Microscopic cortical dysplasia or microdysgenesis manifests as minor abnormalities on histological examination, even when the MRI or macroscopic examination reveals no abnormalities.42 Microscopic cortical dysplasia may appear in 20-45% of surgical specimens from mTLE patients with HS.43-45 We found microscopic cortical dysplasia in 11 patients (42.3%), a rate similar to that of previous reports, suggesting that it is a relatively commonly associated finding in HS. It has been suggested that this represents a preexisting susceptibility factor that renders the affected brain vulnerable to the development of mTLE after IPI or FS, but the reciprocal relationship remains unknown.43 Recent data show that microscopic cortical dysplasia is not related to clinical parameters such as IPI or FS, or to the histological characteristics of HS;43-45 our results are consistent with these previous findings. Hence, the role of microscopic cortical dysplasia is currently obscure, and future studies are needed to reveal the complexities.
The semiquantitative scoring system that we applied has some limitations.

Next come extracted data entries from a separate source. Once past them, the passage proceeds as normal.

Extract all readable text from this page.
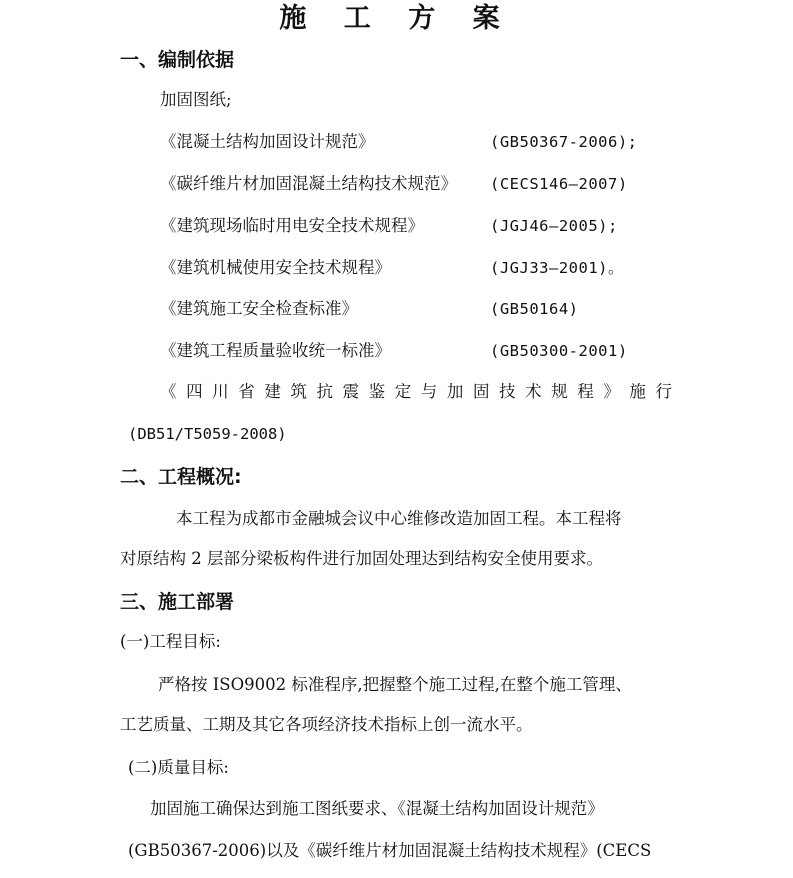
施 工 方 案
一、编制依据
加固图纸;
《混凝土结构加固设计规范》	(GB50367-2006);
《碳纤维片材加固混凝土结构技术规范》 (CECS146—2007)
《建筑现场临时用电安全技术规程》	(JGJ46—2005);
《建筑机械使用安全技术规程》	(JGJ33—2001)。
《建筑施工安全检查标准》	(GB50164)
《建筑工程质量验收统一标准》	(GB50300-2001)
《四川省建筑抗震鉴定与加固技术规程》施行
(DB51/T5059-2008)
二、工程概况:
本工程为成都市金融城会议中心维修改造加固工程。本工程将
对原结构 2 层部分梁板构件进行加固处理达到结构安全使用要求。
三、施工部署
(一)工程目标:
严格按 ISO9002 标准程序,把握整个施工过程,在整个施工管理、
工艺质量、工期及其它各项经济技术指标上创一流水平。
(二)质量目标:
加固施工确保达到施工图纸要求、《混凝土结构加固设计规范》
(GB50367-2006)以及《碳纤维片材加固混凝土结构技术规程》(CECS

We were unable to quantify real cell counts for neuronal loss and cell genesis, or to measure the real thickness of granule cell layer for GCD, because the tissue sections of the surgical specimens did not precisely correspond. Our results may thus be inconclusive; nevertheless, we think that our results might be suggestive of the neuropathologic features of human specimens.
In conclusion, our study showed that increased cell genesis is correlated with the severity of GCD in the human hippocampal dentate gyrus of medically intractable mTLE patients, supporting the view that newly generated granule cells might lead to GCD. The degree of cell genesis was also related to the history of childhood FS and frequent generalized seizures, but was not significantly associated with the degree of neuronal loss or other clinical variables, such as the age at onset, duration of epilepsy, or the mean frequency of all seizures.
This study was supported by the Ministry of Health and Welfare (no. A060452), Republic of Korea.
Dr. J-K. Roh was supported by a grant from Seoul National University Hospital, South Korea (no. 2120040140).
The authors have no financial conflicts of interest.